Bisnis

Waskita Karya Kepercayaan Tingkatkan Kemampuan Operasional

JAKARTA – PT Waskita Karya (Persero) Tbk meraih penghargaan Indonesia’s Biggest Companies untuk kategori Infrastructures di Fortune Indonesia 100 Gala 2024. Ajang yang digunakan menghimpun 100 perusahaan terbaik di dalam Tanah Air itu diselenggarakan di tempat DKI Jakarta pada hari terakhir pekan lalu (6/9/2024).

Corporate Secretary Waskita Karya Ermy Puspa Yunita mengatakan, pencapaian itu menjadi landasan bagi perusahaan untuk terus meningkatkan kinerja operasional. Apalagi, kata dia, Waskita Karya baru hanya mendapat persetujuan restrukturisasi dari 21 kreditur perbankan terkait penyempurnaan berhadapan dengan Master Restructuring Agreement (MRA) 2021 dengan nilai outstanding mencapai Simbol Rupiah 26,3 triliun.

Perseroan, lanjut dia, juga mendapat persetujuan Pokok Perubahan Perjanjian infrastruktur Kredit Modal Kerja Penjaminan (KMKP) yang dimaksud dijalankan oleh lima kreditur perbankan. Dengan total nilai outstanding sebesar Simbol Rupiah 5,2 triliun.

“Penghargaan ini menjadi pemacu Waskita di mencapai kestabilan keuangan sekaligus melanjutkan inisiatif transformasi. Kami pun berikrar menjalankan usaha secara berkelanjutan,” ujar Ermy di keterangan resmi, Hari Minggu (8/9/2024).

Dalam daftar itu, Fortune Indonesia mencatat total pendapatan Waskita Karya sebesar Rupiah 10,9 triliun pada tahun lalu. Kemudian total asetnya sebesar Mata Uang Rupiah 95,6 triliun, dengan total karyawan sebanyak 2.631 jiwa, kemudian nilai ekuitasnya sebesar Mata Uang Rupiah 5,18 triliun.

Ke depannya, sambung Ermy, manajemen akan mengakselerasi laju penyehatan perseroan. Dengan begitu, perseroan bisa saja fokus mengerjakan berbagai proyek yang pada masa kini sedang dikerjakan.

“Waskita Karya telah lebih lanjut dari 63 tahun menjadi perusahaan kontraktor yang dimaksud berkontribusi signifikan terhadap konstruksi infrastruktur Indonesia. Beragam proyek telah dilakukan kami selesaikan,” tegas dia.

Baca Juga: 7 Jurusan S-1 Langka dalam Indonesia, Incaran Perusahaan Multinasional hingga BUMN?

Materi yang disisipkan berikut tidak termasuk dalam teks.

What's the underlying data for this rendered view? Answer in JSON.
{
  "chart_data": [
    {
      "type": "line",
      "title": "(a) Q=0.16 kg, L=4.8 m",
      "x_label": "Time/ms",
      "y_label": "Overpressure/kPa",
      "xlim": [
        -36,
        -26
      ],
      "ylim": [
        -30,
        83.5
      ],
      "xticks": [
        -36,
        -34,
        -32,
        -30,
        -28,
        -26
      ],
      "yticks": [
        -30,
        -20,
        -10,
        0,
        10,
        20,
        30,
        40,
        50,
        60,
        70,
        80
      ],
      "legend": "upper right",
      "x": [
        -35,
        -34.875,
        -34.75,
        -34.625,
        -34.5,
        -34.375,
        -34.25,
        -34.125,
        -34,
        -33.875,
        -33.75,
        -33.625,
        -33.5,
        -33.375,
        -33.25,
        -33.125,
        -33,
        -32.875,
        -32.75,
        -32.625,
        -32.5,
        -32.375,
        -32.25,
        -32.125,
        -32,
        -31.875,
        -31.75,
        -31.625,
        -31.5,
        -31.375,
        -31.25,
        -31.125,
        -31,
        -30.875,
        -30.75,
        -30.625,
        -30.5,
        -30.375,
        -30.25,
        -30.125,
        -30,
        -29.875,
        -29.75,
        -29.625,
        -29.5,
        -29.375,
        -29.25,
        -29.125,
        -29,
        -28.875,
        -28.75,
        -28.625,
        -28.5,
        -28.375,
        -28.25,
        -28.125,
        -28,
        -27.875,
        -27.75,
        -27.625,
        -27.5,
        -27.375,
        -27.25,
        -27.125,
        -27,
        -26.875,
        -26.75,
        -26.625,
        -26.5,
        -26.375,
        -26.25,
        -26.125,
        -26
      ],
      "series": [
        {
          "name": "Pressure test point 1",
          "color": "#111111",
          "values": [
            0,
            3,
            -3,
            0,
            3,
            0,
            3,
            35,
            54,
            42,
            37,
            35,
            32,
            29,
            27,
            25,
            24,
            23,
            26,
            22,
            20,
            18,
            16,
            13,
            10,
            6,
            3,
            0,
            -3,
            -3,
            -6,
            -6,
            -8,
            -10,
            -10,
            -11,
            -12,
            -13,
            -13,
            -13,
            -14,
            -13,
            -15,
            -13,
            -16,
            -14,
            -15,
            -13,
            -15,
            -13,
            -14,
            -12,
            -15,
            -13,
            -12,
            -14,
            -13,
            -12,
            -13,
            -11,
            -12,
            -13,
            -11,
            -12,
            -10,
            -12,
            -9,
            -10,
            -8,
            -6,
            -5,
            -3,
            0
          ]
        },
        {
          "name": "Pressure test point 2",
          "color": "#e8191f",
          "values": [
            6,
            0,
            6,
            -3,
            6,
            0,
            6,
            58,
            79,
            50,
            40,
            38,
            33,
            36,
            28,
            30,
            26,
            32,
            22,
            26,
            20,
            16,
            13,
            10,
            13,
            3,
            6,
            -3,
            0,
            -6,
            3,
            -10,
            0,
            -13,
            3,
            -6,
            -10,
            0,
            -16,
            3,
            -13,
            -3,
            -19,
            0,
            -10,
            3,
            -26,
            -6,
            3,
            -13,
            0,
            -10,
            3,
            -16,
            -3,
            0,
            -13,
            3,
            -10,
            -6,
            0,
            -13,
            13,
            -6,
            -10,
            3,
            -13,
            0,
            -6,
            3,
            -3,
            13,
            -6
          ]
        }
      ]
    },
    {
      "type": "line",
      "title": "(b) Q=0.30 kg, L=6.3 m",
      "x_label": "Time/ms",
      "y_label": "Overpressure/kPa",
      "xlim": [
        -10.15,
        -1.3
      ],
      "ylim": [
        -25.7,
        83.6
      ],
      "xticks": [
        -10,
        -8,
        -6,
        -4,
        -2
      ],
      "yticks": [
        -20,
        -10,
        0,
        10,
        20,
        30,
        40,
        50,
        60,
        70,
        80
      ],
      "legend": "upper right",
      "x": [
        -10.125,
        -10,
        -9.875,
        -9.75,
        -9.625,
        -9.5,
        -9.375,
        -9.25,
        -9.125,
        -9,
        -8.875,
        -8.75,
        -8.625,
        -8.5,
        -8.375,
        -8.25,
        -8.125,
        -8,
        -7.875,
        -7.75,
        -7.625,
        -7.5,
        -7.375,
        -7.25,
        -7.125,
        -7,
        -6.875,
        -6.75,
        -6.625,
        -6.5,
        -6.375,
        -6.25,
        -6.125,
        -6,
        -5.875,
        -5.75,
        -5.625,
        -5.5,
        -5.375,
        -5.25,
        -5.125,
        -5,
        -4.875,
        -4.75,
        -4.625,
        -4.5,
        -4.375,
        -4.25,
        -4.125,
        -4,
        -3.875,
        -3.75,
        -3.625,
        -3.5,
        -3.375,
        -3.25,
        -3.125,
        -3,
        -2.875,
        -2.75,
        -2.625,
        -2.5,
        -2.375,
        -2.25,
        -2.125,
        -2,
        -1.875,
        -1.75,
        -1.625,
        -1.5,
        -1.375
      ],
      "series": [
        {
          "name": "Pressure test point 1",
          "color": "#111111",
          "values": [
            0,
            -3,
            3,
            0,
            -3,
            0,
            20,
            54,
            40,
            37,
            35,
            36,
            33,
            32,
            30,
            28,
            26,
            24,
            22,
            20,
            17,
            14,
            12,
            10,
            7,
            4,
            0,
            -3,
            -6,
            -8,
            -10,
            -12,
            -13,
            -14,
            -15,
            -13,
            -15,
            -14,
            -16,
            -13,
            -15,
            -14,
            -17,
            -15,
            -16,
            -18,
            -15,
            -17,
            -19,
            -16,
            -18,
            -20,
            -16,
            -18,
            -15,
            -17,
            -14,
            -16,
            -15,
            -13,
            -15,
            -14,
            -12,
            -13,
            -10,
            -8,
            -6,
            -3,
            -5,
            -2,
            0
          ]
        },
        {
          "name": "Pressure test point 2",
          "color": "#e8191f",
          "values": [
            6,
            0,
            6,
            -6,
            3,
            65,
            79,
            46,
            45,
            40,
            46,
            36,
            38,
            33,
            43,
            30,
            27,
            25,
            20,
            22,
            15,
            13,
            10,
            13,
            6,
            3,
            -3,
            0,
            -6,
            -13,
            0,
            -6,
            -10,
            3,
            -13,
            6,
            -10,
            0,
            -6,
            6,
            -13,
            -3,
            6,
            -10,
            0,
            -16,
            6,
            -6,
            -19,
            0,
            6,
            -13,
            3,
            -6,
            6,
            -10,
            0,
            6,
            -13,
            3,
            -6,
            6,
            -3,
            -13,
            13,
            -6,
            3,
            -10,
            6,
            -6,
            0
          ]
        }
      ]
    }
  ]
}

Ermy menambahkan, selama 10 tahun terakhir, perseroan telah dilakukan menyelesaikan pengerjaan 118 gedung, 47 jalan tol, 20 jalan nasional, 16 jembatan, 12 bendungan, dan juga 24 infrastruktur lainnya. Bahkan, kata dia, tahun ini ada banyak proyek yang tersebut sudah ada diresmikan oleh Presiden Joko Widodo pada antaranya Jalan Tol Cimanggis-Cibitung, Bendungan Margatiga, lalu Bendungan Leuwikeris.

“Ke depannya, manajemen Waskita berjanji memulihkan Waskita ke core business sebagai kontraktor murni. Perusahaan juga akan menerapkan tata kelola yang baik atau Good Corporate Governance (GCG), termasuk mengedepankan integritas, akuntabilitas, dan juga transparansi,” tuturnya.

Baca Juga: Dividen BUMN Naik Rp90 Triliun, Sri Mulyani Revisi Target PNBP 2025

Sebagai informasi, dalam sedang proses restrukturisasi yang tersebut terus berjalan, perseroan tetap memperlihatkan mengantongi pendapatan sebesar Simbol Rupiah 4,47 triliun pada kuartal II 2024. Kemudian kinerja Gross Profit Margin (GPM) Waskita naik menjadi 13,3 persen secara tahunan atau year on year (yoy) dari sebelumnya 8,8 persen.

Perlu diketahui, perusahaan yang tersebut masuk ke di daftar Fortune Indonesia 100 harus merilis laporan keuangan yang dimaksud telah terjadi diaudit. Jangka waktu audit yang dimaksud maksimal sampai 30 Juni 2024.